Chip-Scale Combinatorial Atomic Navigator (C-SCAN)

The summary for the Chip-Scale Combinatorial Atomic Navigator (C-SCAN) grant is detailed below. This summary states who is eligible for the grant, how much grant money will be awarded, current and past deadlines, Catalog of Federal Domestic Assistance (CFDA) numbers, and a sampling of similar government grants. Verify the accuracy of the data FederalGrants.com provides by visiting the webpage noted in the Link to Full Announcement section or by contacting the appropriate person listed as the Grant Announcement Contact. If any section is incomplete, please visit the website for the DARPA Microsystems Technology Office, which is the U.S. government agency offering this grant.

Chip-Scale Combinatorial Atomic Navigator (C-SCAN): Amendment 01: The purpose of this amendment is to revise the proposal due date as highlighted in yellow in the attached, conformed DARPA-BAA-12-44 document. Original Synopsis below. DARPA is soliciting innovative research proposals in the area of co-integration of inertial sensors with dissimilar physics of operation in a single micro-scale Inertial Measurement Unit (IMU). In this context, the program seeks to address challenges associated with the long-term drift, dynamic range, and start-up time of chip-scale components for positioning, targeting, navigation, and guidance tasks. Specific interest is in the development of a Chip-Scale Combinatorial Atomic Navigator (C-SCAN) that combines inertial sensors with dissimilar, but complementary, physics of operation into a single microsystem.
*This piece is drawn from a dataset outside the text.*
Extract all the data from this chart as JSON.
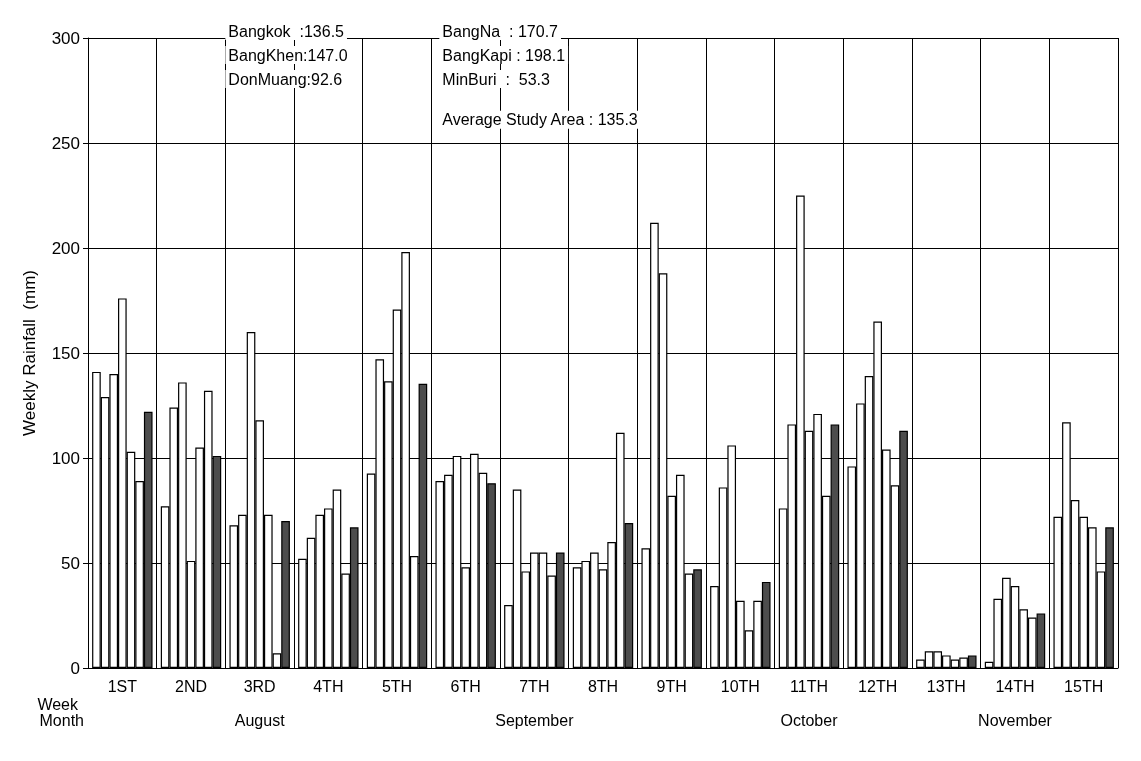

The main objectives of the C-SCAN program are to (1) explore the miniaturization and co-fabrication of atomic sensors with high-performance solid-state inertial sensors, and (2) develop combinatorial algorithms and architectures that seamlessly co-integrate components with dissimilar physics in a single ensemble. The deliverable of this program is a miniature IMU that co-integrates atomic and solid-state inertial sensors in a single microsystem with a volume of no more than 20 cubic centimeters (20 cc) and power consumption of no more than 1 Watt (1 W). The performance of C-SCAN is expected to be above and beyond what is currently available, combining a high resolution of motion detection (10-4 deg/hour for rotation and 10-6 g for linear acceleration), exceptional long-term bias and scale-factor stability (1 ppm with respect to the full-scale of operation), and start-up time performance orders of magnitude better than available today (less than 10 seconds from a cold start). See full DARPA-BAA-12-44 attached.